Down the hall, Nicki heard the sound of stumbling footsteps.
“Go!” she growled, pushing Lynette toward the door.
But before either of them could touch the knob, the door swung open, nearly hitting them. Lynette fell back, bumping Nicki into the wall as a man’s broad shoulders filled the narrow opening.
Dark, familiar eyes locked with hers. Her heart skipped a beat.
Then Dallas grabbed her. “Let’s get out of here.”
* * *
THE VOLLEY OF FIRE coming from the front porch might have seemed as if it was coming fr
om a small army, but there appeared to be only two armed men defending the cabin.
John pinned them down with a couple of shots from his own pistol, observing them carefully enough to notice they were moving sluggishly, their reactions slow and largely inaccurate.

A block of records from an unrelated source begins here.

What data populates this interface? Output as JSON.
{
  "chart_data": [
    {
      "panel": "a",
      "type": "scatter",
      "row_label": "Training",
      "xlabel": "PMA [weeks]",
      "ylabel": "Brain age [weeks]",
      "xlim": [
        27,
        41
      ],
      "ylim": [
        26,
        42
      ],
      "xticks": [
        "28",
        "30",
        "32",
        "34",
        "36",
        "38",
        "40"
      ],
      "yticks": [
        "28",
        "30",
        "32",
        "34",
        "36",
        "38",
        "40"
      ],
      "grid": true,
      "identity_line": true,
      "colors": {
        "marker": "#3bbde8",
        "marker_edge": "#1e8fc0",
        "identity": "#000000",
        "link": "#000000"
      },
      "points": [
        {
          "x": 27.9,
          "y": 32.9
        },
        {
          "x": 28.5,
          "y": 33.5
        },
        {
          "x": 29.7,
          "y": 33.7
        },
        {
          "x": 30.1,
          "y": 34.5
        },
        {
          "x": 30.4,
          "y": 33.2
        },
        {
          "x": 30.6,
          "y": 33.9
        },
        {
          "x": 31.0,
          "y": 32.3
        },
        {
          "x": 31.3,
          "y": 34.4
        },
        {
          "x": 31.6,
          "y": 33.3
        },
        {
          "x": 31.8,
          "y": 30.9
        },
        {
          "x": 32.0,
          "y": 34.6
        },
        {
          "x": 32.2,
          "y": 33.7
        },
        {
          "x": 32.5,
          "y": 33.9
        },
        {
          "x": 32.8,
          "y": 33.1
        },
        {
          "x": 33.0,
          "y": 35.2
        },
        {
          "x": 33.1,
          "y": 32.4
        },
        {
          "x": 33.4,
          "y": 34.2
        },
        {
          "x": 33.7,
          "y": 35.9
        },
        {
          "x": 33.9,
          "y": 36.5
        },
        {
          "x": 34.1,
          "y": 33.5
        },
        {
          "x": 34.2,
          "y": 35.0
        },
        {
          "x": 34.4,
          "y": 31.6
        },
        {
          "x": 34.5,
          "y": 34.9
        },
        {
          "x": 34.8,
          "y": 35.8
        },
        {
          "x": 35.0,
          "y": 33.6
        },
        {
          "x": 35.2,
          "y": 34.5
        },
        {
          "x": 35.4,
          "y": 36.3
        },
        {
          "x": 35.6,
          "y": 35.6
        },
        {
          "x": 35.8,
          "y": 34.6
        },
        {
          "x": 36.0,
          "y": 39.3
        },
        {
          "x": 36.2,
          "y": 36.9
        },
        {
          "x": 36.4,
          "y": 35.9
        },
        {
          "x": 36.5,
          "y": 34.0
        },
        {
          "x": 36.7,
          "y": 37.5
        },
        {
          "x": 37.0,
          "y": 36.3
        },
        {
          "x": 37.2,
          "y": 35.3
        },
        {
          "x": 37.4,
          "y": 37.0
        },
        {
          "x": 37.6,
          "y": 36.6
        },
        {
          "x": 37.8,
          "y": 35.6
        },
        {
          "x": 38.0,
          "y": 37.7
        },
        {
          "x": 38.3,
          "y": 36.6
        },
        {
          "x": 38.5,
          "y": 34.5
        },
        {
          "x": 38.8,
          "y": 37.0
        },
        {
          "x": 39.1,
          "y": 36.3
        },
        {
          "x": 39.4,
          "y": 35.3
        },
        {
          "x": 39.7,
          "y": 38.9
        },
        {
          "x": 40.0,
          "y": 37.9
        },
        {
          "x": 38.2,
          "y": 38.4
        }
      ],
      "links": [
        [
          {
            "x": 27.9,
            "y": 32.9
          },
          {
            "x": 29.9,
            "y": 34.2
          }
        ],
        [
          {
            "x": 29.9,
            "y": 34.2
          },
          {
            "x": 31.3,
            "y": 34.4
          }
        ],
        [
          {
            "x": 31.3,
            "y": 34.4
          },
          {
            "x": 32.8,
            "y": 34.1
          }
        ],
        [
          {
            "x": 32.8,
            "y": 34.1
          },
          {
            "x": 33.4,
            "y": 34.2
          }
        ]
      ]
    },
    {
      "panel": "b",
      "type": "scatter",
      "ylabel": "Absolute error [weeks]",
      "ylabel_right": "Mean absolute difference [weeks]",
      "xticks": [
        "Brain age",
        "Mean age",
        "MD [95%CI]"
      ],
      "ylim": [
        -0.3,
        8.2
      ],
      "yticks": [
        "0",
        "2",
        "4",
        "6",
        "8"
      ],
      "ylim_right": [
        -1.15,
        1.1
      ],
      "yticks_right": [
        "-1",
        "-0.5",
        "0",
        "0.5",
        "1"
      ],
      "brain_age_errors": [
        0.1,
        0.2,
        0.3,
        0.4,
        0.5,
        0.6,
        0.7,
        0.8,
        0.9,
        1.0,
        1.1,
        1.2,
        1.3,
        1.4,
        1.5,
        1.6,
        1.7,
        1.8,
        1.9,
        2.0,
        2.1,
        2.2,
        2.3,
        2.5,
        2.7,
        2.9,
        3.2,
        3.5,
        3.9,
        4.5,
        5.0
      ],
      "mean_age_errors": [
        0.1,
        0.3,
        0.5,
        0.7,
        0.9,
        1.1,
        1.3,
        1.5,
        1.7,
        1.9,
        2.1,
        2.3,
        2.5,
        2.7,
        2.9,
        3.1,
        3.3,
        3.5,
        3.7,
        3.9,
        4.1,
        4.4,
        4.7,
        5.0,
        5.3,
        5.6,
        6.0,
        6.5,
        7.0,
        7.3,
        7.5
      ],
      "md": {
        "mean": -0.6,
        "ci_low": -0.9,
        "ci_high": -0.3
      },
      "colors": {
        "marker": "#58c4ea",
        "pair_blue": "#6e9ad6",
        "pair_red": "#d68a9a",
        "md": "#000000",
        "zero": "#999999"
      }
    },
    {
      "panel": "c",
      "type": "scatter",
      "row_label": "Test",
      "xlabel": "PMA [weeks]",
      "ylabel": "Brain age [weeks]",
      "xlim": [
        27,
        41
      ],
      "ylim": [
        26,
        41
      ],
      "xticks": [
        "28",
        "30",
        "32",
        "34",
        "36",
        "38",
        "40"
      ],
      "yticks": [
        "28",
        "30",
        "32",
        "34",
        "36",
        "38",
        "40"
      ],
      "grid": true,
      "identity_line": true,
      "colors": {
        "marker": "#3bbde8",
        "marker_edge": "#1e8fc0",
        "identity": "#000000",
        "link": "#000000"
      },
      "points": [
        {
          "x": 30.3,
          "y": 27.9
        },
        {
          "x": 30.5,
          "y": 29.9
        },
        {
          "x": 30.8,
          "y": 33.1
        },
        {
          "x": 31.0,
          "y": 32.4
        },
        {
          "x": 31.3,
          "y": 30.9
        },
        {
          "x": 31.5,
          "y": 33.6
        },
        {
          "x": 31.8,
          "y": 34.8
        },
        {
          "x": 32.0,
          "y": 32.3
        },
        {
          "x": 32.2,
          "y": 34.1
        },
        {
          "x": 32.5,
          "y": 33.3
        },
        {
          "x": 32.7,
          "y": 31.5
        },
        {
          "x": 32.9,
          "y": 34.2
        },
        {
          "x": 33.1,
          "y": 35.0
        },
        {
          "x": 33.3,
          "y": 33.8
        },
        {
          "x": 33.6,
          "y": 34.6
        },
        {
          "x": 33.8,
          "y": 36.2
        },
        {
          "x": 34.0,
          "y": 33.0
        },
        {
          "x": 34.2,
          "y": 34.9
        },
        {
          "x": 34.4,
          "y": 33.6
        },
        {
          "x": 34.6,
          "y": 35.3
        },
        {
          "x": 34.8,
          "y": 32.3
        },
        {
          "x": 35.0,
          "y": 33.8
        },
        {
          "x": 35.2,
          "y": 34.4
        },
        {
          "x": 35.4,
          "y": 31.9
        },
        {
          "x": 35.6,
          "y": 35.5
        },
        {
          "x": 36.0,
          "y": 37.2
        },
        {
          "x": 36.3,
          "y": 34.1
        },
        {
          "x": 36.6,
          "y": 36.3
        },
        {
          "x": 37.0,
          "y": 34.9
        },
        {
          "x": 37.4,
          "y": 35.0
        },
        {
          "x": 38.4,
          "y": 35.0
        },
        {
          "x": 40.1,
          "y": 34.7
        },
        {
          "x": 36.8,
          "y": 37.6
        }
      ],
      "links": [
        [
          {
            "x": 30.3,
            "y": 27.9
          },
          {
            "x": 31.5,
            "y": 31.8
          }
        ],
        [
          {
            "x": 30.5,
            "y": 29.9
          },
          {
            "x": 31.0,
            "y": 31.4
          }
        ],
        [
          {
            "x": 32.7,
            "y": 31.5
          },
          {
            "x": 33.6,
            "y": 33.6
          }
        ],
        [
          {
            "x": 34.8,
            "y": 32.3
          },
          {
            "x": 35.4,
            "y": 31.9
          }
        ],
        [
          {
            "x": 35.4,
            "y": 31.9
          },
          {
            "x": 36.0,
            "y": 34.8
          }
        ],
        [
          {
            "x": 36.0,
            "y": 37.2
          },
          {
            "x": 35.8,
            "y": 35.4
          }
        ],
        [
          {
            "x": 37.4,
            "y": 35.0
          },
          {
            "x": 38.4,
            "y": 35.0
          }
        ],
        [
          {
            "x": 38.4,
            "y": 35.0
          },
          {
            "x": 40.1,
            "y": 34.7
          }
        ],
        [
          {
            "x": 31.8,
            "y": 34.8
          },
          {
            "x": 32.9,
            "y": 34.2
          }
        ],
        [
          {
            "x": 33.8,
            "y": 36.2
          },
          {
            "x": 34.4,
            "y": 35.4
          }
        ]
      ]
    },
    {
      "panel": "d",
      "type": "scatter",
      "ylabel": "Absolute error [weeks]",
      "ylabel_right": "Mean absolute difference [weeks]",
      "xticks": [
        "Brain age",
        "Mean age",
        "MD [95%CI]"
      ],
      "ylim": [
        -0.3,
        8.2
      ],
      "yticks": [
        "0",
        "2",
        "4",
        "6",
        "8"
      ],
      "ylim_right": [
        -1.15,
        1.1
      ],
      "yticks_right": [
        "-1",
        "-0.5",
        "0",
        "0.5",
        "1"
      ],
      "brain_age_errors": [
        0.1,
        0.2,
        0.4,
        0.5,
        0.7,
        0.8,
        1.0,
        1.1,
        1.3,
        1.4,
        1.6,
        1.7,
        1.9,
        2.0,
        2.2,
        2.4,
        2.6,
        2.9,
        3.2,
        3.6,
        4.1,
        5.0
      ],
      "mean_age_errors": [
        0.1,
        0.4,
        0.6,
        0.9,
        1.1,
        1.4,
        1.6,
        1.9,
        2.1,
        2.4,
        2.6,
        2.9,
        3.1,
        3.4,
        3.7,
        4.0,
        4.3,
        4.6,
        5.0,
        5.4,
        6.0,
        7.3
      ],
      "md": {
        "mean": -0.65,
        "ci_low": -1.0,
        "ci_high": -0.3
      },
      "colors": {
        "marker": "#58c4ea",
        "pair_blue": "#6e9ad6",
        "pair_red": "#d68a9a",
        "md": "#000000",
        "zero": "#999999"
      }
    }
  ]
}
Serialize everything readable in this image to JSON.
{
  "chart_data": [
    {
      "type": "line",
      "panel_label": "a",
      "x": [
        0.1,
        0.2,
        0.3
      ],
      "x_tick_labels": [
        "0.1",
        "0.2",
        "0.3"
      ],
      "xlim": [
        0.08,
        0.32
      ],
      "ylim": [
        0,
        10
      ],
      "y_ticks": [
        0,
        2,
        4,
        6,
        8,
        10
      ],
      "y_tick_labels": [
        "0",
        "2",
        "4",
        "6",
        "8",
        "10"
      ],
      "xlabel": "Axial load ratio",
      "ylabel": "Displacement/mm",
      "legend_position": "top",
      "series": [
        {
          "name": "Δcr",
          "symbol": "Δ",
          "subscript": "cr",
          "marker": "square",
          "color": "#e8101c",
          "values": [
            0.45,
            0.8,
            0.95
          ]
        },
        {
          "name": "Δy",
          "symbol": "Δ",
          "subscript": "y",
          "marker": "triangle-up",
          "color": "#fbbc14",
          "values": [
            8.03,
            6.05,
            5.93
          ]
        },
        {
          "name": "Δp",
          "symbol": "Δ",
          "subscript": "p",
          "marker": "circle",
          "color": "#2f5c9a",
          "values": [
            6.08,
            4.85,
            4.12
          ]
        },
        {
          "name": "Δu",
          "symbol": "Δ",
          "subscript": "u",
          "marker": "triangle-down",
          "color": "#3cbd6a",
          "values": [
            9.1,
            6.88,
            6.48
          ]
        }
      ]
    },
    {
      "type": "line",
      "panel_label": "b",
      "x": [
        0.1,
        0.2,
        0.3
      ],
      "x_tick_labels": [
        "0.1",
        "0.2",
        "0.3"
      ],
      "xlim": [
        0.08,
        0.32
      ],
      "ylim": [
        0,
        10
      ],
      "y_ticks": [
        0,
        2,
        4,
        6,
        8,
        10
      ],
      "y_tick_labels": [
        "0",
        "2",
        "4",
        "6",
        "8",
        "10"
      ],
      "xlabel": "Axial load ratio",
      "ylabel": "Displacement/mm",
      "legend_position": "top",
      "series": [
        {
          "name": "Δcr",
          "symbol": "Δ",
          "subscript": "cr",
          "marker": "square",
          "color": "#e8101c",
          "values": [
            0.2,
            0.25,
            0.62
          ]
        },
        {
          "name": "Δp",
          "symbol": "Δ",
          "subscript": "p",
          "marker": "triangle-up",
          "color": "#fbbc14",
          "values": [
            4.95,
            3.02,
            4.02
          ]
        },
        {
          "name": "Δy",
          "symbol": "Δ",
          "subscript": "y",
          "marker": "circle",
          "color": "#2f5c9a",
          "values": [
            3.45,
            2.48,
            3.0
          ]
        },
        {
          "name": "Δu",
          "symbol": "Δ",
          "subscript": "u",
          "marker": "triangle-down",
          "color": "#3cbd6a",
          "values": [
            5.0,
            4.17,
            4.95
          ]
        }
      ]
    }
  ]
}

But even bad marksmen got lucky now and then. One of the wildly aimed shots pinged off the tailgate of the Silverado parked in the yard and sliced a deep furrow through the top of John’s shoulder. The fiery pain that quickly followed seemed accompanied by an odd numbness in the arm below it. Not his weapon hand, thank God, but for all intents and purposes, his left arm was currently useless.
He fired more shots and shifted to a new position before they could fire back, trying to angle his way toward the back of the house, where he hoped Dallas and Nicki would be emerging from the cellar at any moment.
Then shots fired from the woods behind him threw his plan into utter disarray.
* * *
“WHO ARE YOU?” The slender woman standing between him and Nicki stared at him in shock, flinching each time a gunshot sounded behind her.
“He’s a friend,” Nicki said, pushing Lynette forward with one hand while holding the crying little boy tightly despite his frantic squirming. “Lynette, take him.” She pushed the child into the other woman’s arms and looked at Dallas. “Are you okay?”
As the woman she’d called Lynette gathered the crying child into her arms, Dallas caught Nicki’s hand, the warm solidity of her skin pressed to his nothing less than a lifeline. He didn’t know who this woman and child were, but it was enough that Nicki was trying to help them. That made them his responsibility, as well.
While the sound of gunfire at the front of the cabin seemed to have Lynette’s nerves stretched to the breaking point, Dallas took heart from it. It meant John was keeping the other men occupied, at least for the time being. He went up the steps first, then reached back down to help Lynette and the boy climb out of the cellar. Nicki brought up the rear, gazing at him with eyes that looked as shiny and pale as the peekaboo moon.